研究課題/領域番号 |
21K15049
|
研究種目 |
若手研究
|
配分区分 | 基金 |
審査区分 |
小区分43040:生物物理学関連
|
研究機関 | 長岡技術科学大学 |
研究代表者 |
早乙女 友規 長岡技術科学大学, 工学研究科, 助教 (40867610)
|
研究期間 (年度) |
2021-04-01 – 2024-03-31
|
研究課題ステータス |
完了 (2023年度)
|
配分額 *注記 |
4,550千円 (直接経費: 3,500千円、間接経費: 1,050千円)
2023年度: 1,430千円 (直接経費: 1,100千円、間接経費: 330千円)
2022年度: 1,690千円 (直接経費: 1,300千円、間接経費: 390千円)
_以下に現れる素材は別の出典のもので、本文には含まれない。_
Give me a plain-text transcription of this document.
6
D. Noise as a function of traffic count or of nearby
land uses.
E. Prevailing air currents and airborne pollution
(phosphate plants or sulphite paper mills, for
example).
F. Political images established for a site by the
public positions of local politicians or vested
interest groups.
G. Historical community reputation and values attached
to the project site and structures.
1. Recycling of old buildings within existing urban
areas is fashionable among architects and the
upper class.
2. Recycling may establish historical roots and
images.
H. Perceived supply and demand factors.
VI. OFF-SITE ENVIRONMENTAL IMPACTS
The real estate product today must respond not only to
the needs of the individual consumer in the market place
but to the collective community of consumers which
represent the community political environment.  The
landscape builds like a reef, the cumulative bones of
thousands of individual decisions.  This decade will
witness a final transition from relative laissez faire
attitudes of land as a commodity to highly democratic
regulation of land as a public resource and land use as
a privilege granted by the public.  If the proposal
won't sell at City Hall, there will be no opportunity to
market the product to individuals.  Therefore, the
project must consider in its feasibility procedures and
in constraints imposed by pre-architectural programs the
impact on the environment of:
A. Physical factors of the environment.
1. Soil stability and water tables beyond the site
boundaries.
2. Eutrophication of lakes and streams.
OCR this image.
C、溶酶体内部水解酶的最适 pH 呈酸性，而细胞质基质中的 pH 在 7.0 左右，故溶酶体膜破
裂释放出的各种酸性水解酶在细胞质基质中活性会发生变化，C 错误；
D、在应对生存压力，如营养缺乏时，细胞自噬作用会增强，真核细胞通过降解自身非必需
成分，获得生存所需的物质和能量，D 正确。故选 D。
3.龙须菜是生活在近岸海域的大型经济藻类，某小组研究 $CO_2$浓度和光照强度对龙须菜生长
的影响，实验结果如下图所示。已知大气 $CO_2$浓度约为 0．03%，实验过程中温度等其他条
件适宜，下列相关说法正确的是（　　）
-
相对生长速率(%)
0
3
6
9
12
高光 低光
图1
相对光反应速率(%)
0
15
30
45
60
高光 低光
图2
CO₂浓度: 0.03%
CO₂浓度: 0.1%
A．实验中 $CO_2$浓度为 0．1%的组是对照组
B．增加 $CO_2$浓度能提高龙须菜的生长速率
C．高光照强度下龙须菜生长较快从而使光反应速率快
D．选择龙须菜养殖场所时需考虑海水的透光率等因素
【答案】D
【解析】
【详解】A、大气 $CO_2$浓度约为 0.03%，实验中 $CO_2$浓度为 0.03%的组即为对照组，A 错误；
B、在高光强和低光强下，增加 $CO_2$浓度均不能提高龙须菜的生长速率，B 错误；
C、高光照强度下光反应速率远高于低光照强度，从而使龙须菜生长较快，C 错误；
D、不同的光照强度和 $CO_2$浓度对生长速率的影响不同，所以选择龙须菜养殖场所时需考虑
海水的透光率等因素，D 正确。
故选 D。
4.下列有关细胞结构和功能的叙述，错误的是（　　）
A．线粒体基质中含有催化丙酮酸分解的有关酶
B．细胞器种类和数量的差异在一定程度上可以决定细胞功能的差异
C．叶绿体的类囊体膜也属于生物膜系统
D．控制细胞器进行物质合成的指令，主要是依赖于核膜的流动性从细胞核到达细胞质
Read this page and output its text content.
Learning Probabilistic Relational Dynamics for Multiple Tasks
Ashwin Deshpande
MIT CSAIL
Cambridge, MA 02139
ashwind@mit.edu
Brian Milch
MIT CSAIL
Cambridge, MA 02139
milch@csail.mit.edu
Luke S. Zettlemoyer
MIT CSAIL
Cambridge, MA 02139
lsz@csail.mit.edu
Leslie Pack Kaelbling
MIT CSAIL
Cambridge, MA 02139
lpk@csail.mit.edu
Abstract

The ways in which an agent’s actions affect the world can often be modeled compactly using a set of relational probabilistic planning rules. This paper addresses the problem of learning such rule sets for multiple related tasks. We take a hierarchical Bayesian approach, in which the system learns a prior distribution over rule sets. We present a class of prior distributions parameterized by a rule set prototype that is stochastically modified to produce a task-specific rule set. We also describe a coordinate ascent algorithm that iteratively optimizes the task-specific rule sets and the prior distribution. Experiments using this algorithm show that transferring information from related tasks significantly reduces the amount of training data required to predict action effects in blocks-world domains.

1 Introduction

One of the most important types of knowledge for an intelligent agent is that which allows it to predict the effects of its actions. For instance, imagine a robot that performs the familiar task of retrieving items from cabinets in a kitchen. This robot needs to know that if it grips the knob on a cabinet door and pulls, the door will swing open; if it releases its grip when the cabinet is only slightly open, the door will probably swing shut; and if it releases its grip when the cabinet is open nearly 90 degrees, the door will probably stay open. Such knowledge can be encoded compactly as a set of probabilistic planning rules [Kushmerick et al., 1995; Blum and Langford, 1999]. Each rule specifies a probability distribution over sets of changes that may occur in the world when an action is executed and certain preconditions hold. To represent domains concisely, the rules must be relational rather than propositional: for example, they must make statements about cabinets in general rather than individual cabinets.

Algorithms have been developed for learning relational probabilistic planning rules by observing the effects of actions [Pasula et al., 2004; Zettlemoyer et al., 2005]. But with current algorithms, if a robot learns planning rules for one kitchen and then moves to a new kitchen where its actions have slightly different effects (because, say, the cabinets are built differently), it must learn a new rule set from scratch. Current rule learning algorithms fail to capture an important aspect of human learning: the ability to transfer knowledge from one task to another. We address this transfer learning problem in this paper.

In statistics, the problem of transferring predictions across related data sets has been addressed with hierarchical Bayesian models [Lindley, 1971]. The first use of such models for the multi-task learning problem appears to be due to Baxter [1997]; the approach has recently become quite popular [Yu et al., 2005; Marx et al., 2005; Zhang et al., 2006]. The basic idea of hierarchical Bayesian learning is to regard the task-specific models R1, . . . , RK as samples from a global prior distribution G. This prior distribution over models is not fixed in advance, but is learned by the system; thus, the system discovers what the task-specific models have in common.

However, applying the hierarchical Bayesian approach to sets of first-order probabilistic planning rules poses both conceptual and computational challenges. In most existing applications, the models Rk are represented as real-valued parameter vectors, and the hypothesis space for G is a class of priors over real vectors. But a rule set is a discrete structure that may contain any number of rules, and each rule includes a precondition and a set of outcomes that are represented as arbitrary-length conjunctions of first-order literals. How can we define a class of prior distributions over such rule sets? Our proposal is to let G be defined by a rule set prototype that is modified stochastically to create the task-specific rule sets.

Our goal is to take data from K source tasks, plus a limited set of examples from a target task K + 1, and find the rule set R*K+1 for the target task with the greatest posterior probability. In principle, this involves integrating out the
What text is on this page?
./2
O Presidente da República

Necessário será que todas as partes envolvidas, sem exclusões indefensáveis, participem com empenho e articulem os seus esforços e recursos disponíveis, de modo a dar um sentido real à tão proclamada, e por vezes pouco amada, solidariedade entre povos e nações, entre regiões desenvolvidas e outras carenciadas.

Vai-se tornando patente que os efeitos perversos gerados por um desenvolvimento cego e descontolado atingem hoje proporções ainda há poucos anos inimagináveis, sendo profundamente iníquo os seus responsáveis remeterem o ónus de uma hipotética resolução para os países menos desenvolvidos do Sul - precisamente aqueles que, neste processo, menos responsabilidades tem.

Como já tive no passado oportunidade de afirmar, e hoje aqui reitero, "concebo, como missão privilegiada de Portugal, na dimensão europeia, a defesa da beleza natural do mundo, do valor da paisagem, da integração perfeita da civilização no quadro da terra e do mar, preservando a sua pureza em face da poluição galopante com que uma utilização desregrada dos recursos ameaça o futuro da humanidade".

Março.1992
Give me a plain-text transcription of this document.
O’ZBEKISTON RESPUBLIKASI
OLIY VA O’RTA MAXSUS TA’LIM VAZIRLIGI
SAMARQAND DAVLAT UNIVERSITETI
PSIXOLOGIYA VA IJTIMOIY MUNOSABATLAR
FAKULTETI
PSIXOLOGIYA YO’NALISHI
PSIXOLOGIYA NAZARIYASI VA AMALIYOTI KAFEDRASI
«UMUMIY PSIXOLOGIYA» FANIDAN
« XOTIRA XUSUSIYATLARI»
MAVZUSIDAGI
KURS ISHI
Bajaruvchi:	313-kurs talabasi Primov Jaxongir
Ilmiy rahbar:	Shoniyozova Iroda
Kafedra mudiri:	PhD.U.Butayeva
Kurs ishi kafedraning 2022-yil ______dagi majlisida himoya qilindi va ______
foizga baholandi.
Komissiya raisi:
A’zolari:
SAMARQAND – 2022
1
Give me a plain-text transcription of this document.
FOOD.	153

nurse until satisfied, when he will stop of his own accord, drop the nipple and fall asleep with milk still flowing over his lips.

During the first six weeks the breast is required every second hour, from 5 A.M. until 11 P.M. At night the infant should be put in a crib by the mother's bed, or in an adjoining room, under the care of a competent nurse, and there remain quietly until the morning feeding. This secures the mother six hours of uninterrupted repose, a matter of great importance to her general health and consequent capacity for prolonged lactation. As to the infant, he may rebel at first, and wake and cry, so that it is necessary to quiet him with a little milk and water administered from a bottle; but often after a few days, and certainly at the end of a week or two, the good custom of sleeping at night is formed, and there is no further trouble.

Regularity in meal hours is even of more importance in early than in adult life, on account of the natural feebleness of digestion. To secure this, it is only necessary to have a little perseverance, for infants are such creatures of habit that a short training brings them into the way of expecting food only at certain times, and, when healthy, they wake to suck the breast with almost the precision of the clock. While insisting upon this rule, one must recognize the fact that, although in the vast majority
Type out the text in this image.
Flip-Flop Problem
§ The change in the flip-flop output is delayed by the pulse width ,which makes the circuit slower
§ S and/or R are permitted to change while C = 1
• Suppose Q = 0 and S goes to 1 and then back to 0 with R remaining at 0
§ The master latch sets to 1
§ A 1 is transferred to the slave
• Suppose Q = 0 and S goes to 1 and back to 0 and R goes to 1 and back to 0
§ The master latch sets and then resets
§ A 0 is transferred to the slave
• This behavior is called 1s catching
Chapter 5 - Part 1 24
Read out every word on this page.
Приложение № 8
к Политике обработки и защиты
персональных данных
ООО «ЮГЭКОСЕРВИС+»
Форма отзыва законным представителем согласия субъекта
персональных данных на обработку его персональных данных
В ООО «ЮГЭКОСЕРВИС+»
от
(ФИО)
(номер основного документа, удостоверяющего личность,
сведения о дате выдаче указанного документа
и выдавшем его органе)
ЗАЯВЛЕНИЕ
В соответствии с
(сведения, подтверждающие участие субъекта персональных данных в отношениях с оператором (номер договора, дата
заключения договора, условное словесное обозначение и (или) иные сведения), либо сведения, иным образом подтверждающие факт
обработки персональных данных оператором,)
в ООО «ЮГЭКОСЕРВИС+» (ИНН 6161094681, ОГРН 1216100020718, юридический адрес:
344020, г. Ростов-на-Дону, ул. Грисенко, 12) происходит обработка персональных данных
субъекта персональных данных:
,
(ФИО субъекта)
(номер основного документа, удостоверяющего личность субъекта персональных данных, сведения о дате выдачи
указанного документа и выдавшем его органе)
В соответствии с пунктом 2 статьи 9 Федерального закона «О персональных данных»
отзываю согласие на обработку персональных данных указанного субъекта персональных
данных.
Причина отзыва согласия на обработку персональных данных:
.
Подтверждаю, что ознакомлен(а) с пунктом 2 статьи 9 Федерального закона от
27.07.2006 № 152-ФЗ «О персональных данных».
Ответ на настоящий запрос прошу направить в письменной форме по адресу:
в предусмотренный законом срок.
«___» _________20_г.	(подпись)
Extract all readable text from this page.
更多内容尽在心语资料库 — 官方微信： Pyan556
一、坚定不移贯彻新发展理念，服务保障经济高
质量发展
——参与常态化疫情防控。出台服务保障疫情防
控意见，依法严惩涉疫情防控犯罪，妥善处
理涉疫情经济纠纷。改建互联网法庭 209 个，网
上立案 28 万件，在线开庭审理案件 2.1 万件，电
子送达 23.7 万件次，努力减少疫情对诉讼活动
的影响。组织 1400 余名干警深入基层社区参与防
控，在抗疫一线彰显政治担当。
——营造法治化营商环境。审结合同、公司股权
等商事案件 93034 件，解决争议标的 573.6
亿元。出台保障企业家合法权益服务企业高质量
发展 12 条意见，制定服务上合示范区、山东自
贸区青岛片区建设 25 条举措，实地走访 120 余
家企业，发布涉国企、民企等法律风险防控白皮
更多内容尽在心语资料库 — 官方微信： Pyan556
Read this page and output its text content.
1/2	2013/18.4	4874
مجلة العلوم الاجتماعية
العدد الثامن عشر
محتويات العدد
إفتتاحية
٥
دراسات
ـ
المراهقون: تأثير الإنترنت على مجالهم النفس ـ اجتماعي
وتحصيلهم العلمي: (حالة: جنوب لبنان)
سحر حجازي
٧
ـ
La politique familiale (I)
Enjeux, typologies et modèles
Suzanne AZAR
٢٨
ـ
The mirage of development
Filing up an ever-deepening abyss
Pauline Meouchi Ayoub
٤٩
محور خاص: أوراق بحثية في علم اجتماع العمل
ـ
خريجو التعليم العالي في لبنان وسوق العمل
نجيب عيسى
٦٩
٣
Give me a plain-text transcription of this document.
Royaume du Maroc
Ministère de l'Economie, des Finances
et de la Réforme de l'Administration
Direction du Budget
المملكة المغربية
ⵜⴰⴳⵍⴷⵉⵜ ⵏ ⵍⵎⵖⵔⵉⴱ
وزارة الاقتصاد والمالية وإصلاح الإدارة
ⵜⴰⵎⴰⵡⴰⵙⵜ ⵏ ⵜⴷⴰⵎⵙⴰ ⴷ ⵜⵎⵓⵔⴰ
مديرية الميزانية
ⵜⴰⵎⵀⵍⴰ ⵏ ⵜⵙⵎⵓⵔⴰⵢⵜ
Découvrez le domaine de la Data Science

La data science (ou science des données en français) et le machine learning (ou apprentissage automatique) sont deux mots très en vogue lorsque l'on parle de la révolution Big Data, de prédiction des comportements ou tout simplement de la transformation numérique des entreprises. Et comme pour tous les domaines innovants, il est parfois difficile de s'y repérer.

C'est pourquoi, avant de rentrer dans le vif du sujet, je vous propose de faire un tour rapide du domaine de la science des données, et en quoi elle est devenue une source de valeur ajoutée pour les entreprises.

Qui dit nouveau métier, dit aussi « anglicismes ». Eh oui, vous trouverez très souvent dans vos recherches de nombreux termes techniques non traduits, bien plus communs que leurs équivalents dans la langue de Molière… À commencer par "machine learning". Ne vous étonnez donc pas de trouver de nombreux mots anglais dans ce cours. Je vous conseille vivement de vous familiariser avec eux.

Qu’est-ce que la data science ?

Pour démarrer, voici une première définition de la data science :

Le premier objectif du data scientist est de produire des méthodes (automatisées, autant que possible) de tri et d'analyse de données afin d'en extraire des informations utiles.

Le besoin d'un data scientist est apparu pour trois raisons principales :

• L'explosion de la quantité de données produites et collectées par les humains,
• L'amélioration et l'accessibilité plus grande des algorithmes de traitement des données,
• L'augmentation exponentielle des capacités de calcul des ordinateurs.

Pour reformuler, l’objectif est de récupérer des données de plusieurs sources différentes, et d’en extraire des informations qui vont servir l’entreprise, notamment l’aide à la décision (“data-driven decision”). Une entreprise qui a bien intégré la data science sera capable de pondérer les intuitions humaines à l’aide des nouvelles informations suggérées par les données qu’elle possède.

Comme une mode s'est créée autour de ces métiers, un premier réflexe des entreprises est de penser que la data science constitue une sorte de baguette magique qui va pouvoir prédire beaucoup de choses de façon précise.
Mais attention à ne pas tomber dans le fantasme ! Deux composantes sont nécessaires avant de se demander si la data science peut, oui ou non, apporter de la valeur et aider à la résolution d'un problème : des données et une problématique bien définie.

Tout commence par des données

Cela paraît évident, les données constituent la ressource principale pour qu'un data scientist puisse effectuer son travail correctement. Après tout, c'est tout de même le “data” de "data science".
2021年度: 1,430千円 (直接経費: 1,100千円、間接経費: 330千円)
|
キーワード | 蛋白質工学 / アミロイド線維 / 蛋白質凝集 / DSC測定 / 一残基置換 / 高温でのRO形成 / 蛋白質の熱凝集 |
研究開始時の研究の概要 |
蛋白質のアミロイド線維形成は細胞毒性や神経変性疾患の原因と考えられ、そのメカニズム解明は学術的・臨床学的に非常に重要な取り組みである。申請者の先行研究では小型球状蛋白質の高温での可逆的なオリゴマー(RO)形成を一残基置換によって阻害することで、アミロイド線維の効果的な抑制に成功した。そこで本研究では、他の小型球状蛋白質でも僅か一残基のアミノ酸置換で常温での立体構造・物性を大幅に改変せずに、アミロイド凝集を含めた高温での熱凝集傾向性を人工的に抑制するための分子設計法の開発を目指す。
|
研究成果の概要 |
本研究では、小型球状蛋白質の複雑な熱変性過程に注目し、熱凝集の初期段階で生じる可逆的なオリゴマー(RO)を一残基置換によって阻害することで、細胞毒性や神経変性疾患の原因とされるアミロイド線維の効果的な抑制を目指した。その結果、シナプス後肥厚の足場蛋白質を由来とするPSD95-PDZ3では、結晶構造中のオリゴマー接触面に存在する疎水性アミノ酸がRO形成に重要と判明した。そこでF340AやL342Aなど親水性アミノ酸に一残基置換すると、ROが阻害されたことで間接的にアミロイド線維の成熟も抑制された。以上のように最小限のアミノ酸置換によって、モデル蛋白質の熱凝集傾向性を有意に低下させることができた。
|
研究成果の学術的意義や社会的意義 |
本研究で考案した一残基置換による分子設計法では、モデル蛋白質の本来の構造・機能に殆ど影響することなく、高温でのRO形成だけを阻害することで、アミロイド線維をはじめとする蛋白質の熱凝集を効果的に抑制できることが示された。今後はより多くのモデル蛋白質で同様の傾向を示せれば、蛋白質凝集を人工的に抑制するための汎用的な手法としての活躍が期待される。また本研究では、逆に疎水性アミノ酸へ一残基置換することで、アミロイド線維が人工的に形成されることも発見した。よってRO形成には、一残基レベルの局所的な疎水性相互作用が駆動力となる仮説が立てられ、蛋白質凝集のメカニズム解明に向けた学術的意義も見出された。